Por outro lado, constatei a ausência de mulheres trans, o que reitera a necessidade de aproximação dos movimentos de mulheres e feministas da população transgênero, e vice versa, e um silenciamento sobre as demandas e articulações das profissionais do sexo, majoritariamente negras.
Mas o principal elo do Congresso foi inesperado, um presente dos Orixás para que reflitamos o hoje com vistas ao que precisa ser feito para o futuro. A conferência de abertura dialogou diretamente com a de encerramento, sem que uma palestrante soubesse do conteúdo da fala da outra, apesar de se conhecerem e à sua rica produção intelectual.
Sueli Carneiro, a quem considero a maior filósofa viva a abordar o racismo e o sexismo no Brasil, iniciou os trabalhos a partir da retomada de seu próprio texto, "Enegrecer o feminismo: a situação da mulher negra na América Latina a partir de uma perspectiva de gênero", basilar para o feminismo negro neste país.

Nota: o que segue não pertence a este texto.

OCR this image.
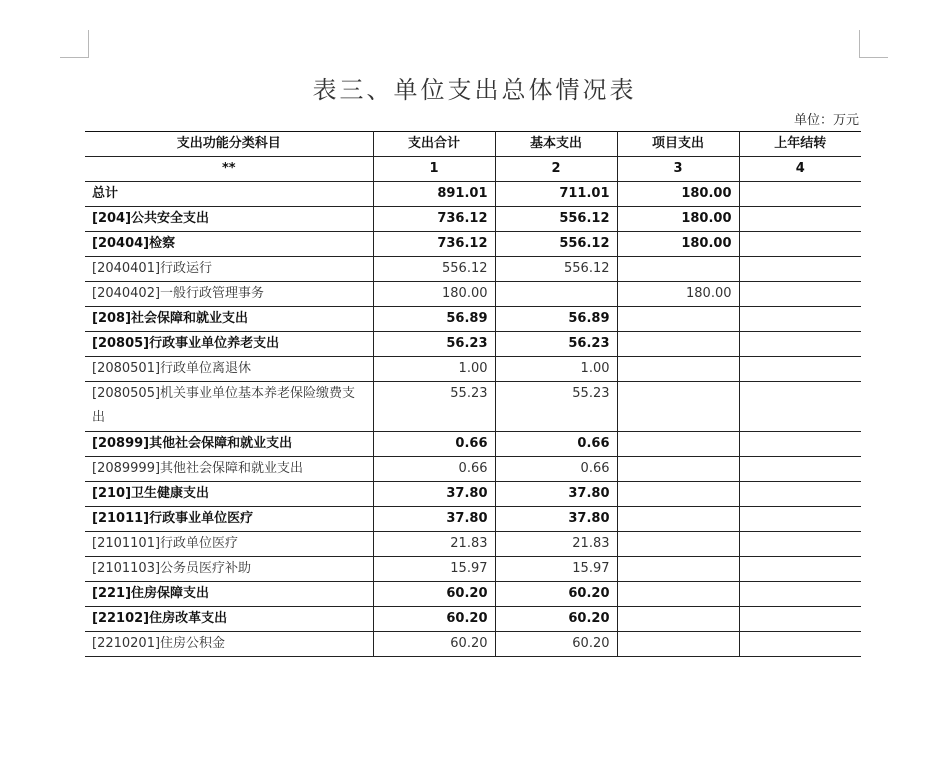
表三、单位支出总体情况表
单位：万元
支出功能分类科目	支出合计	基本支出	项目支出	上年结转
**	1	2	3	4
总计	891.01	711.01	180.00	
[204]公共安全支出	736.12	556.12	180.00	
[20404]检察	736.12	556.12	180.00	
[2040401]行政运行	556.12	556.12		
[2040402]一般行政管理事务	180.00		180.00	
[208]社会保障和就业支出	56.89	56.89		
[20805]行政事业单位养老支出	56.23	56.23		
[2080501]行政单位离退休	1.00	1.00		
[2080505]机关事业单位基本养老保险缴费支出	55.23	55.23		
[20899]其他社会保障和就业支出	0.66	0.66		
[2089999]其他社会保障和就业支出	0.66	0.66		
[210]卫生健康支出	37.80	37.80		
[21011]行政事业单位医疗	37.80	37.80		
[2101101]行政单位医疗	21.83	21.83		
[2101103]公务员医疗补助	15.97	15.97		
[221]住房保障支出	60.20	60.20		
[22102]住房改革支出	60.20	60.20		
[2210201]住房公积金	60.20	60.20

Ela apontou que, a partir de considerações sobre pensadoras como Lélia González, o feminismo brasileiro foi enegrecido, as políticas públicas foram enegrecidas, porém esse enegrecimento ainda não redundou em transformações na estrutura política e sócio-econômica, de modo que o grande desafio que se coloca para as mulheres negras brasileiras atualmente é o de como lidar espaços de influência que contam com a presença de negras e negros, os quais, porém, falham no empoderamento da população negra, especialmente as mulheres.
Quando chegamos ao Auditório da Reitoria da UFBA, pouco antes da abertura, modestamente, Sueli comentou brevemente comigo sobre o incômodo de fazer o discurso já conhecido, ao que lhe respondi que, além de agradável, era necessário ouvi-la novamente, e muitas outras pessoas precisavam escutar o que ela tem a dizer. E mais uma vez ela foi além.

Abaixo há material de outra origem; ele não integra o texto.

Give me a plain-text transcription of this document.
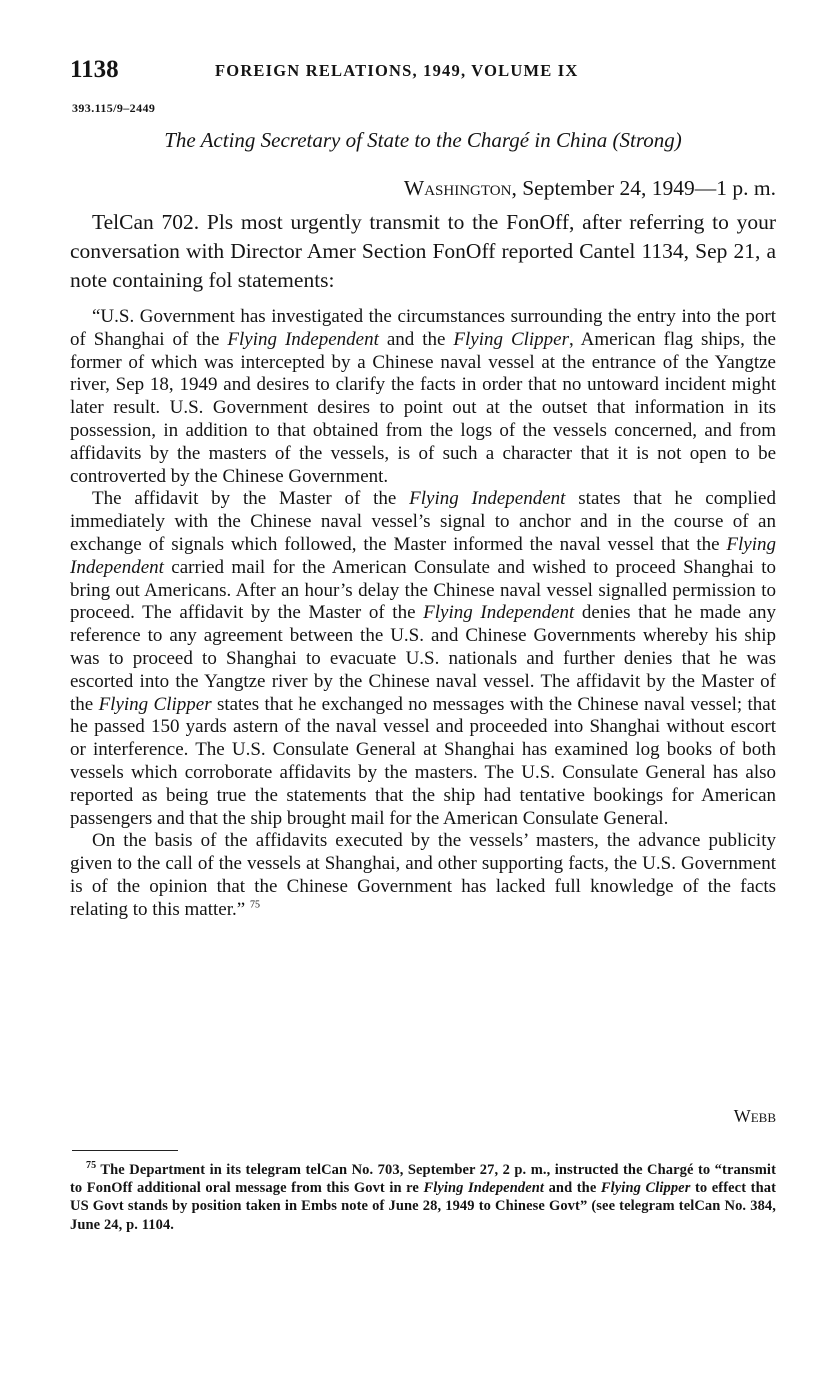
1138	FOREIGN RELATIONS, 1949, VOLUME IX
393.115/9–2449
The Acting Secretary of State to the Chargé in China (Strong)
Washington, September 24, 1949—1 p. m.

TelCan 702. Pls most urgently transmit to the FonOff, after referring to your conversation with Director Amer Section FonOff reported Cantel 1134, Sep 21, a note containing fol statements:

“U.S. Government has investigated the circumstances surrounding the entry into the port of Shanghai of the Flying Independent and the Flying Clipper, American flag ships, the former of which was intercepted by a Chinese naval vessel at the entrance of the Yangtze river, Sep 18, 1949 and desires to clarify the facts in order that no untoward incident might later result. U.S. Government desires to point out at the outset that information in its possession, in addition to that obtained from the logs of the vessels concerned, and from affidavits by the masters of the vessels, is of such a character that it is not open to be controverted by the Chinese Government.

The affidavit by the Master of the Flying Independent states that he complied immediately with the Chinese naval vessel’s signal to anchor and in the course of an exchange of signals which followed, the Master informed the naval vessel that the Flying Independent carried mail for the American Consulate and wished to proceed Shanghai to bring out Americans. After an hour’s delay the Chinese naval vessel signalled permission to proceed. The affidavit by the Master of the Flying Independent denies that he made any reference to any agreement between the U.S. and Chinese Governments whereby his ship was to proceed to Shanghai to evacuate U.S. nationals and further denies that he was escorted into the Yangtze river by the Chinese naval vessel. The affidavit by the Master of the Flying Clipper states that he exchanged no messages with the Chinese naval vessel; that he passed 150 yards astern of the naval vessel and proceeded into Shanghai without escort or interference. The U.S. Consulate General at Shanghai has examined log books of both vessels which corroborate affidavits by the masters. The U.S. Consulate General has also reported as being true the statements that the ship had tentative bookings for American passengers and that the ship brought mail for the American Consulate General.

On the basis of the affidavits executed by the vessels’ masters, the advance publicity given to the call of the vessels at Shanghai, and other supporting facts, the U.S. Government is of the opinion that the Chinese Government has lacked full knowledge of the facts relating to this matter.” $^{75}$

Webb

$^{75}$ The Department in its telegram telCan No. 703, September 27, 2 p. m., instructed the Chargé to “transmit to FonOff additional oral message from this Govt in re Flying Independent and the Flying Clipper to effect that US Govt stands by position taken in Embs note of June 28, 1949 to Chinese Govt” (see telegram telCan No. 384, June 24, p. 1104.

A fala nos inspirou a todas. Particularmente, decidi tomá-la como referência para a minha fala na mesa redonda do dia seguinte, sobre práticas culturais, sociais e políticas de mulheres negras. Tratei do tema da intelectualidade e do empoderamento, temática tipicamente feminista e antirracista, considerando questões como a crítica à intelectualidade orgânica, o sujeito universal pós-colonialista, performance, agenciamento, reparação psicológica, ocupação de espaços e diferenciações sobre poder como relação ou como resultado.
Tive ainda a oportunidade, posteriormente, de conduzir um diálogo sobre transfeminismo e feminismo negro, no qual ressaltou-se a questão do controle estatal sobre os corpos trans e de mulheres negras, e a crítica histórica do feminismo negro quanto ao alheamento do feminismo tradicional acerca da mulheridade negra, o que tem-se repetido, recentemente, no que tange à mulheridade trans.

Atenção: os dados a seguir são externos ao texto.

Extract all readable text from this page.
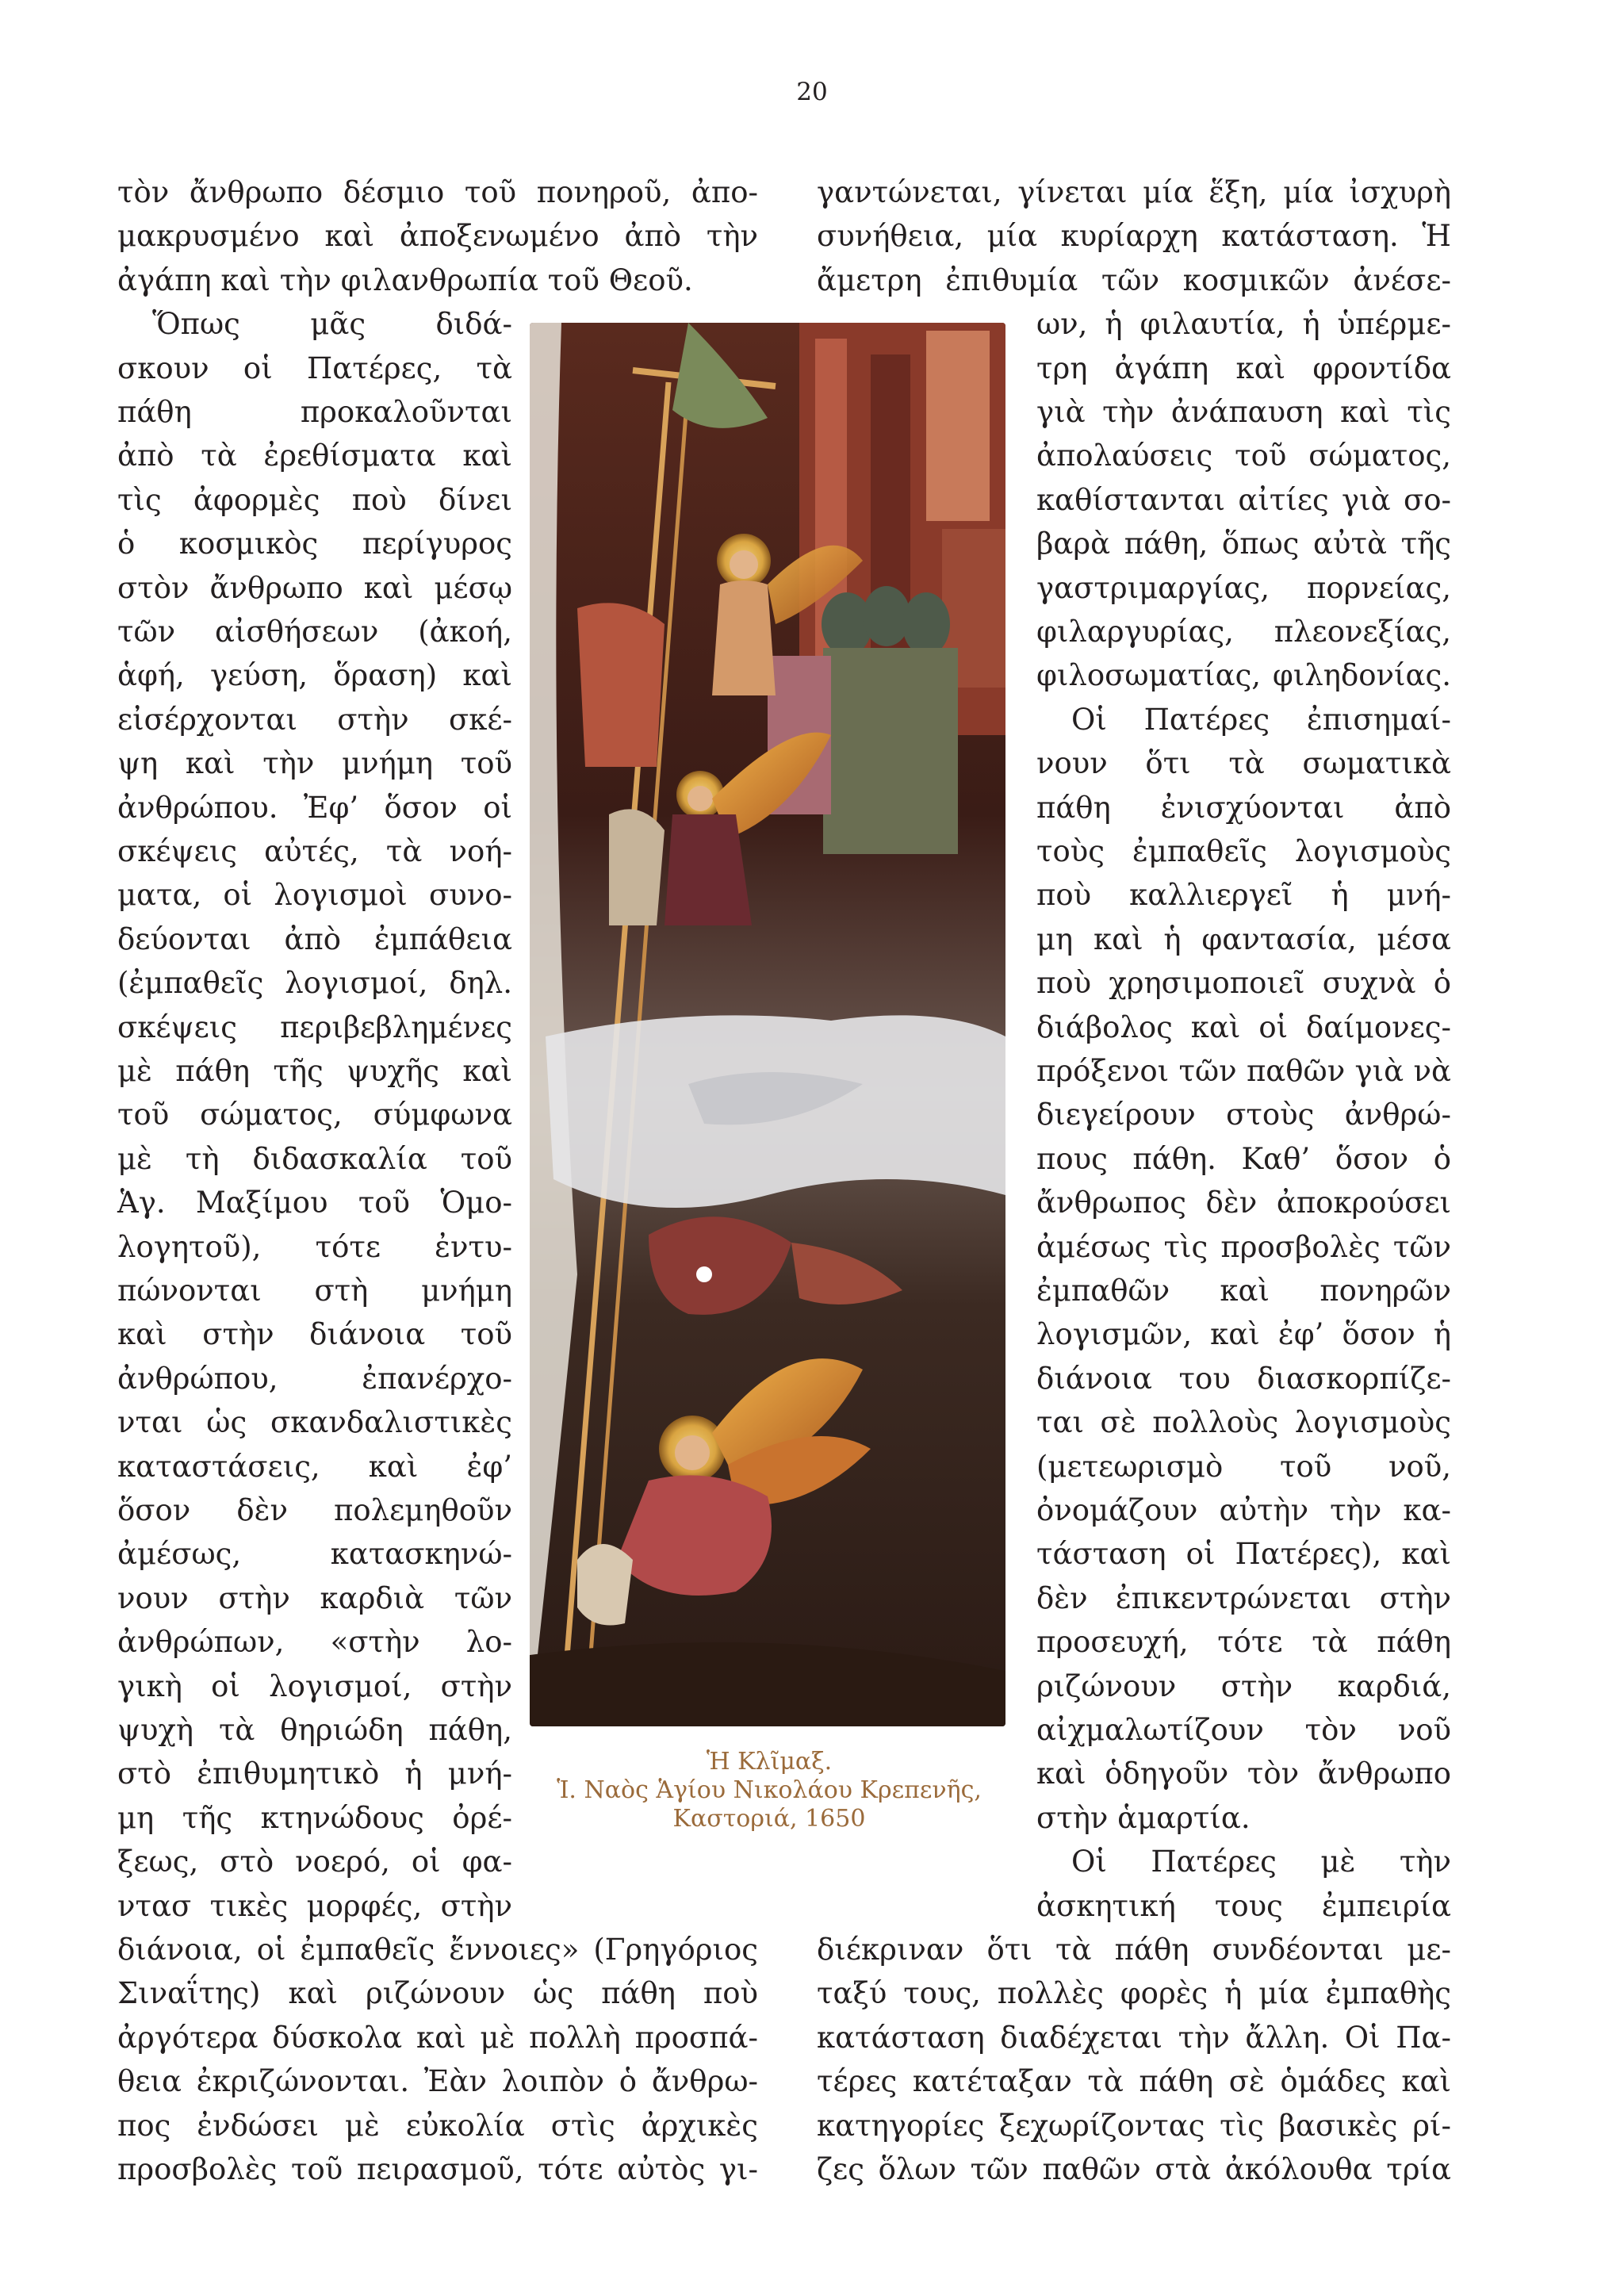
20
τὸν ἄνθρωπο δέσμιο τοῦ πονηροῦ, ἀπο-
μακρυσμένο καὶ ἀποξενωμένο ἀπὸ τὴν
ἀγάπη καὶ τὴν φιλανθρωπία τοῦ Θεοῦ.
Ὅπως μᾶς διδά-
σκουν οἱ Πατέρες, τὰ
πάθη προκαλοῦνται
ἀπὸ τὰ ἐρεθίσματα καὶ
τὶς ἀφορμὲς ποὺ δίνει
ὁ κοσμικὸς περίγυρος
στὸν ἄνθρωπο καὶ μέσῳ
τῶν αἰσθήσεων (ἀκοή,
ἁφή, γεύση, ὅραση) καὶ
εἰσέρχονται στὴν σκέ-
ψη καὶ τὴν μνήμη τοῦ
ἀνθρώπου. Ἐφ’ ὅσον οἱ
σκέψεις αὐτές, τὰ νοή-
ματα, οἱ λογισμοὶ συνο-
δεύονται ἀπὸ ἐμπάθεια
(ἐμπαθεῖς λογισμοί, δηλ.
σκέψεις περιβεβλημένες
μὲ πάθη τῆς ψυχῆς καὶ
τοῦ σώματος, σύμφωνα
μὲ τὴ διδασκαλία τοῦ
Ἁγ. Μαξίμου τοῦ Ὁμο-
λογητοῦ), τότε ἐντυ-
πώνονται στὴ μνήμη
καὶ στὴν διάνοια τοῦ
ἀνθρώπου, ἐπανέρχο-
νται ὡς σκανδαλιστικὲς
καταστάσεις, καὶ ἐφ’
ὅσον δὲν πολεμηθοῦν
ἀμέσως, κατασκηνώ-
νουν στὴν καρδιὰ τῶν
ἀνθρώπων, «στὴν λο-
γικὴ οἱ λογισμοί, στὴν
ψυχὴ τὰ θηριώδη πάθη,
στὸ ἐπιθυμητικὸ ἡ μνή-
μη τῆς κτηνώδους ὀρέ-
ξεως, στὸ νοερό, οἱ φα-
ντασ τικὲς μορφές, στὴν
διάνοια, οἱ ἐμπαθεῖς ἔννοιες» (Γρηγόριος
Σιναΐτης) καὶ ριζώνουν ὡς πάθη ποὺ
ἀργότερα δύσκολα καὶ μὲ πολλὴ προσπά-
θεια ἐκριζώνονται. Ἐὰν λοιπὸν ὁ ἄνθρω-
πος ἐνδώσει μὲ εὐκολία στὶς ἀρχικὲς
προσβολὲς τοῦ πειρασμοῦ, τότε αὐτὸς γι-
γαντώνεται, γίνεται μία ἕξη, μία ἰσχυρὴ
συνήθεια, μία κυρίαρχη κατάσταση. Ἡ
ἄμετρη ἐπιθυμία τῶν κοσμικῶν ἀνέσε-
ων, ἡ φιλαυτία, ἡ ὑπέρμε-
τρη ἀγάπη καὶ φροντίδα
γιὰ τὴν ἀνάπαυση καὶ τὶς
ἀπολαύσεις τοῦ σώματος,
καθίστανται αἰτίες γιὰ σο-
βαρὰ πάθη, ὅπως αὐτὰ τῆς
γαστριμαργίας, πορνείας,
φιλαργυρίας, πλεονεξίας,
φιλοσωματίας, φιληδονίας.
Οἱ Πατέρες ἐπισημαί-
νουν ὅτι τὰ σωματικὰ
πάθη ἐνισχύονται ἀπὸ
τοὺς ἐμπαθεῖς λογισμοὺς
ποὺ καλλιεργεῖ ἡ μνή-
μη καὶ ἡ φαντασία, μέσα
ποὺ χρησιμοποιεῖ συχνὰ ὁ
διάβολος καὶ οἱ δαίμονες-
πρόξενοι τῶν παθῶν γιὰ νὰ
διεγείρουν στοὺς ἀνθρώ-
πους πάθη. Καθ’ ὅσον ὁ
ἄνθρωπος δὲν ἀποκρούσει
ἀμέσως τὶς προσβολὲς τῶν
ἐμπαθῶν καὶ πονηρῶν
λογισμῶν, καὶ ἐφ’ ὅσον ἡ
διάνοια του διασκορπίζε-
ται σὲ πολλοὺς λογισμοὺς
(μετεωρισμὸ τοῦ νοῦ,
ὀνομάζουν αὐτὴν τὴν κα-
τάσταση οἱ Πατέρες), καὶ
δὲν ἐπικεντρώνεται στὴν
προσευχή, τότε τὰ πάθη
ριζώνουν στὴν καρδιά,
αἰχμαλωτίζουν τὸν νοῦ
καὶ ὁδηγοῦν τὸν ἄνθρωπο
στὴν ἁμαρτία.
Οἱ Πατέρες μὲ τὴν
ἀσκητική τους ἐμπειρία
διέκριναν ὅτι τὰ πάθη συνδέονται με-
ταξύ τους, πολλὲς φορὲς ἡ μία ἐμπαθὴς
κατάσταση διαδέχεται τὴν ἄλλη. Οἱ Πα-
τέρες κατέταξαν τὰ πάθη σὲ ὁμάδες καὶ
κατηγορίες ξεχωρίζοντας τὶς βασικὲς ρί-
ζες ὅλων τῶν παθῶν στὰ ἀκόλουθα τρία
Ἡ Κλῖμαξ.
Ἱ. Ναὸς Ἁγίου Νικολάου Κρεπενῆς,
Καστοριά, 1650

No encerramento, a ministra Luiza Bairros, da Secretaria Especial de Políticas para a Promoção da Igualdade Racial (SEPPIR), intelectual, ativista e gestora, apresentou um painel grandioso e consciente para os desafios das mulheres negras brasileiras na atualidade, que para quem acompanhou as exposições e discussões do começo ao fim, ficou evidente o diálogo transversalizado, sobre uma mudança de status que ainda não resultou em mudança paradigmática das estruturas racistas.
Senti-me aliviada ao testemunhar que, apesar das limitações impostas pelo Governo Federal, a ministra não perdeu sua capacidade crítica e seu olhar criterioso para o real.
Além de ter sido um local de afeto, onde pude re-encontrar amigas/os, como Alexandra Martins Costa, Alex Ratts, Denise Botelho, Sandra Maria Mattos e Tatiana Nascimento, além de fazer várias novas amizades, como Amélia Maraux, Amina Doherty, Annie Gonzaga, Bárbara Alves, Carla Akotirene, Izaura Furtado, Maria Lúcia da Silva (Lucinha), Molara Ogundipe, Nadir Nóbrega e Selma Maria da Silva, esse foi um evento verdadeiramente empoderador para mulheres negras, todas as que ali estavam presentes, em termos de poder intrapessoal (elevação da auto-estima, da assertividade e do reconhecimento da própria negritude), poder interpessoal/social (identificação com outras mulheres negras em diferentes contextos e fortalecimento da ação coletiva) e poder cultural (reiteração dos valores e elementos desenvolvidos por pessoas negras nas diferentes expressões artístico-culturais).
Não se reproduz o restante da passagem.